A profound silence filled the air. I reminded these decent and well-meaning men that I was not the enemy. Indeed, I reminded then that I was incubated in a union household in which men such as Governor Al Smith and Franklin Deleno Roosevelt were heroes and in which the murdered Kennedy brothers were spoken of in reverence, not merely as Irish Catholic brethren who inspired the world, but as men of empathy and wisdom with courage enough to admit they were wrong and change their minds when such was the right thing to do. I reminded the men that the Democratic party they labored for and which I was expected to sentimentally support bore no relation whatsoever to the Democratic party in which I was raised and which help lift my family to a decent and dignified way of life.   Indeed, in many aspects it now functioned as a parody of such.

None of what I said was challenged.  Once again, one of the men repeated the feeble line about the other side being  even worse.  I have heard this now for years, indeed, for my entire adult life.  I have heard it from all manner of folk who ought to and do know better. I’ve heard it from a couple of fellow teachers at the Save Our Schools rally in DC in July  who defended the National Education Association’s pathetic decision to endorse Barack Obama even as his education policies demonize, demoralize and destroy their members all  across the country.  I hear it in the wind as the choice we are given — pathetic Obama or shill Mitt Romney or insane, spiteful Michelle Bachman or whomever the Tea Party will vomit up — comes into focus.

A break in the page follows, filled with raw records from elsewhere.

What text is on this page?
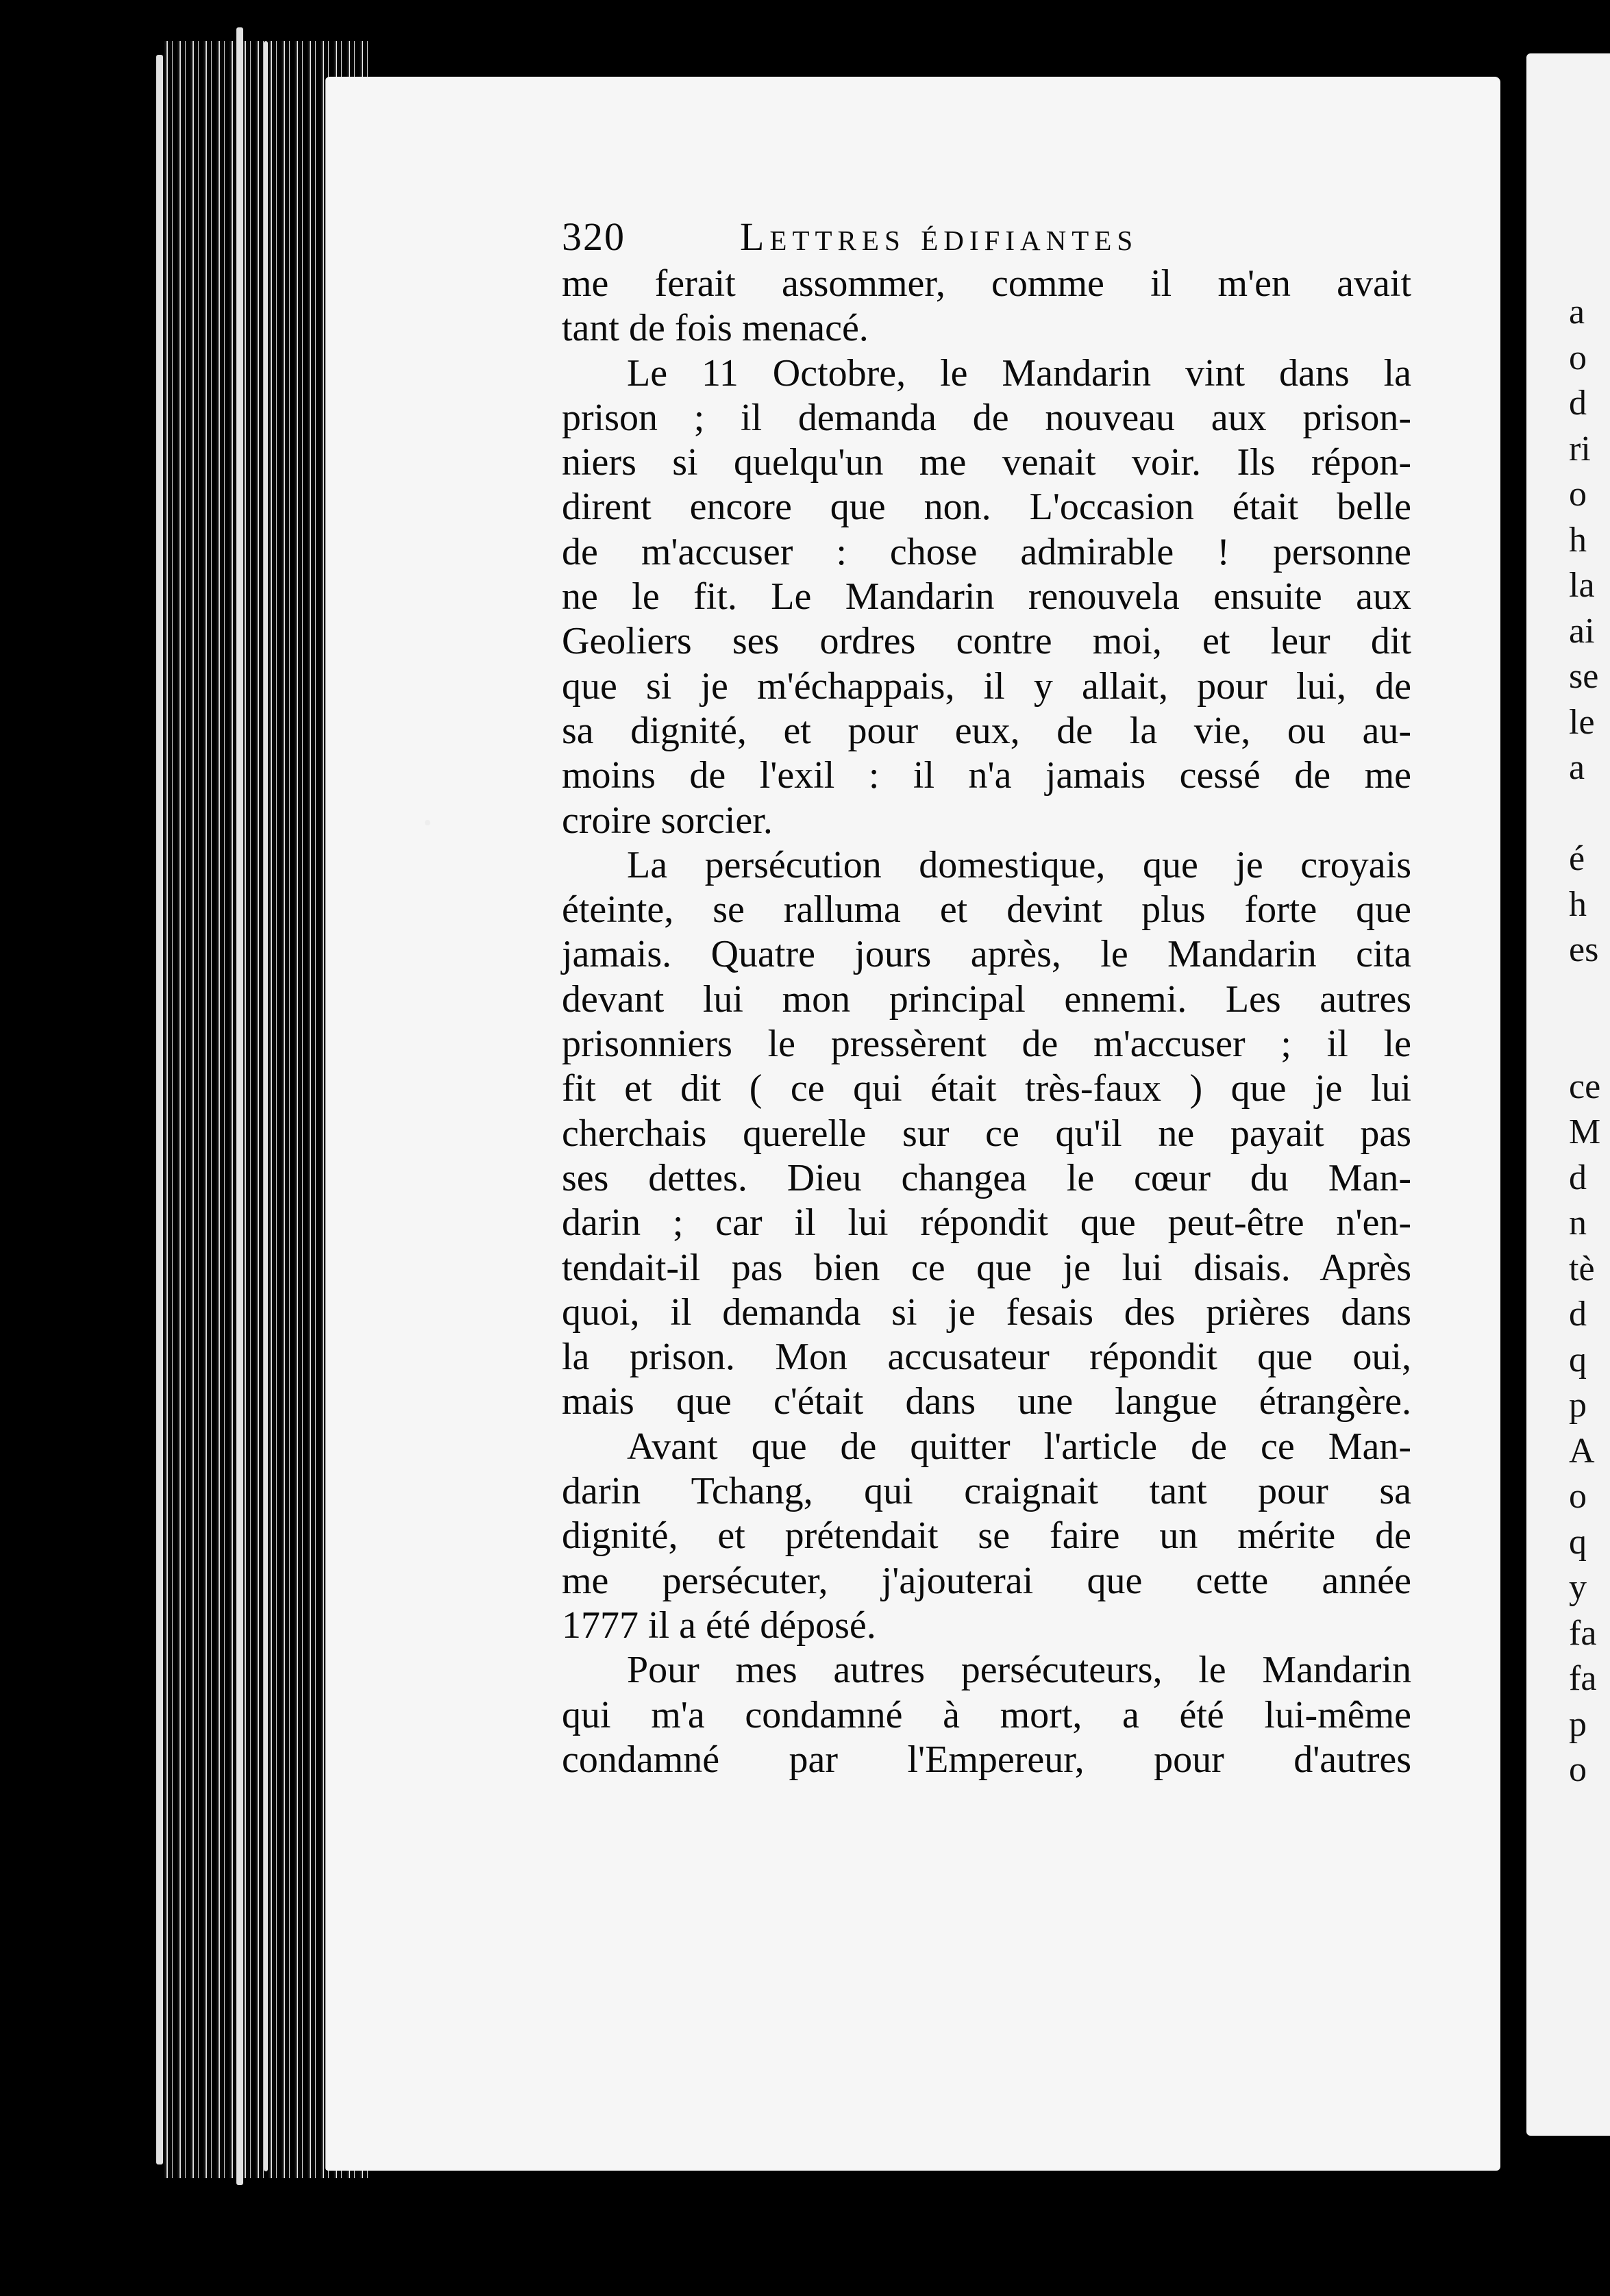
320	Lettres édifiantes
me ferait assommer, comme il m'en avait
tant de fois menacé.
Le 11 Octobre, le Mandarin vint dans la
prison ; il demanda de nouveau aux prison-
niers si quelqu'un me venait voir. Ils répon-
dirent encore que non. L'occasion était belle
de m'accuser : chose admirable ! personne
ne le fit. Le Mandarin renouvela ensuite aux
Geoliers ses ordres contre moi, et leur dit
que si je m'échappais, il y allait, pour lui, de
sa dignité, et pour eux, de la vie, ou au-
moins de l'exil : il n'a jamais cessé de me
croire sorcier.
La persécution domestique, que je croyais
éteinte, se ralluma et devint plus forte que
jamais. Quatre jours après, le Mandarin cita
devant lui mon principal ennemi. Les autres
prisonniers le pressèrent de m'accuser ; il le
fit et dit ( ce qui était très-faux ) que je lui
cherchais querelle sur ce qu'il ne payait pas
ses dettes. Dieu changea le cœur du Man-
darin ; car il lui répondit que peut-être n'en-
tendait-il pas bien ce que je lui disais. Après
quoi, il demanda si je fesais des prières dans
la prison. Mon accusateur répondit que oui,
mais que c'était dans une langue étrangère.
Avant que de quitter l'article de ce Man-
darin Tchang, qui craignait tant pour sa
dignité, et prétendait se faire un mérite de
me persécuter, j'ajouterai que cette année
1777 il a été déposé.
Pour mes autres persécuteurs, le Mandarin
qui m'a condamné à mort, a été lui-même
condamné par l'Empereur, pour d'autres
a
o
d
ri
o
h
la
ai
se
le
a
é
h
es
ce
M
d
n
tè
d
q
p
A
o
q
y
fa
fa
p
o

So, once again I am driven to the inescapable conclusion that in America, the land of the free and home of the brave, politics have boiled down to this horrific, pathetic and suicidal equation: if you think your life will suck under Y, think how much more it will suck under X.

And yet we have the gall to say we are free.

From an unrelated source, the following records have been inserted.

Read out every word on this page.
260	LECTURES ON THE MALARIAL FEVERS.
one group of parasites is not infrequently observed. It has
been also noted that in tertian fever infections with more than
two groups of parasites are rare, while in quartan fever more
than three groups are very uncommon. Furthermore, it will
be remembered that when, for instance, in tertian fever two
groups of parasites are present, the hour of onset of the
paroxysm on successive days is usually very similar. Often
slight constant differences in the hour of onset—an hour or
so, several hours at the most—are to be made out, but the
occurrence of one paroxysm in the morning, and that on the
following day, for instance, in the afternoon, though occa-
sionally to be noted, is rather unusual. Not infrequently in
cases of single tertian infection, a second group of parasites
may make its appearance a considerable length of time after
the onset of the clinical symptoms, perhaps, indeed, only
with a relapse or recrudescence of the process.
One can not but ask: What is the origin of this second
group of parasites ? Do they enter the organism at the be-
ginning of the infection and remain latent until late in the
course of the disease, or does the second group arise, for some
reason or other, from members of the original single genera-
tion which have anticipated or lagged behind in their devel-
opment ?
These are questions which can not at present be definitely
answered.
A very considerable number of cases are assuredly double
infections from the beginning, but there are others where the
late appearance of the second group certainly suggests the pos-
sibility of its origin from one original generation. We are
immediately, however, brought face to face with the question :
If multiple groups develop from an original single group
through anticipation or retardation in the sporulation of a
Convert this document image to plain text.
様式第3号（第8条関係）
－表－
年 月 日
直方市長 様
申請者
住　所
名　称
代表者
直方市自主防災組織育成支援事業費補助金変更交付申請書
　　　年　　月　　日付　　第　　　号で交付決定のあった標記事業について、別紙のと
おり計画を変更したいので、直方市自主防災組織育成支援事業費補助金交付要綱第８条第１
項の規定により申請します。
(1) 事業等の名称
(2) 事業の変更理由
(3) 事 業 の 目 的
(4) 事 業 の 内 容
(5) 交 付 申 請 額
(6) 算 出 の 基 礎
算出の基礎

I know not a single, thoughtful soul who is enthusiastic about the Democratic Party.  Not a one.  I know and have seen much enthusiasm in the Tea Party, particularly among those who do not understand that their beloved party was founded and is in large part funded by billionaires who despise them; by those who cannot distinguish between someone who holds a different opinion from them and a communist or a Nazi.

I am fearful, very fearful of the country my little girl will grow up in.

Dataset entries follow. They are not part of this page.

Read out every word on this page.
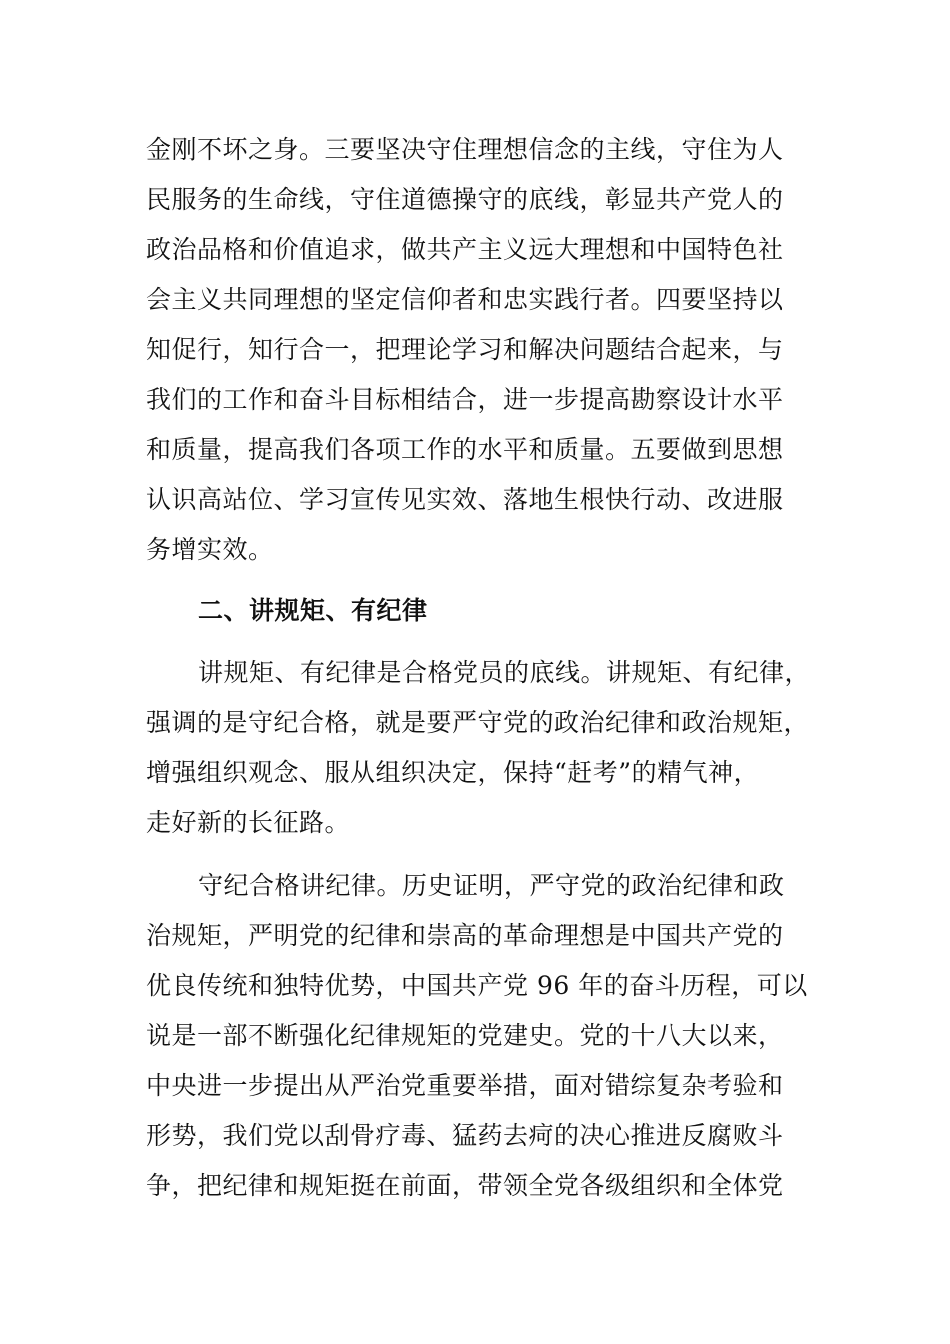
金刚不坏之身。三要坚决守住理想信念的主线，守住为人
民服务的生命线，守住道德操守的底线，彰显共产党人的
政治品格和价值追求，做共产主义远大理想和中国特色社
会主义共同理想的坚定信仰者和忠实践行者。四要坚持以
知促行，知行合一，把理论学习和解决问题结合起来，与
我们的工作和奋斗目标相结合，进一步提高勘察设计水平
和质量，提高我们各项工作的水平和质量。五要做到思想
认识高站位、学习宣传见实效、落地生根快行动、改进服
务增实效。
二、讲规矩、有纪律
讲规矩、有纪律是合格党员的底线。讲规矩、有纪律，
强调的是守纪合格，就是要严守党的政治纪律和政治规矩，
增强组织观念、服从组织决定，保持“赶考”的精气神，
走好新的长征路。
守纪合格讲纪律。历史证明，严守党的政治纪律和政
治规矩，严明党的纪律和崇高的革命理想是中国共产党的
优良传统和独特优势，中国共产党 96 年的奋斗历程，可以
说是一部不断强化纪律规矩的党建史。党的十八大以来，
中央进一步提出从严治党重要举措，面对错综复杂考验和
形势，我们党以刮骨疗毒、猛药去疴的决心推进反腐败斗
争，把纪律和规矩挺在前面，带领全党各级组织和全体党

2 Responses to “The Tea Party at the Fair”

  1. NYC Educator Says:

    What a maddening and frustrating experience. It’s kind of sad to see people who say everyone in my group is right, no matter what. It’s particularly sad when we watch in horror as the Democrats abandon every value that’s made me vote for them most of my adult life.

    • patrickwalsh Says:

      Sad and dangerous, Arthur. I fear we are living at the end of our always feeble democracy. We must awaken soon or we’ll be trapped for decades in oligarchy or worse.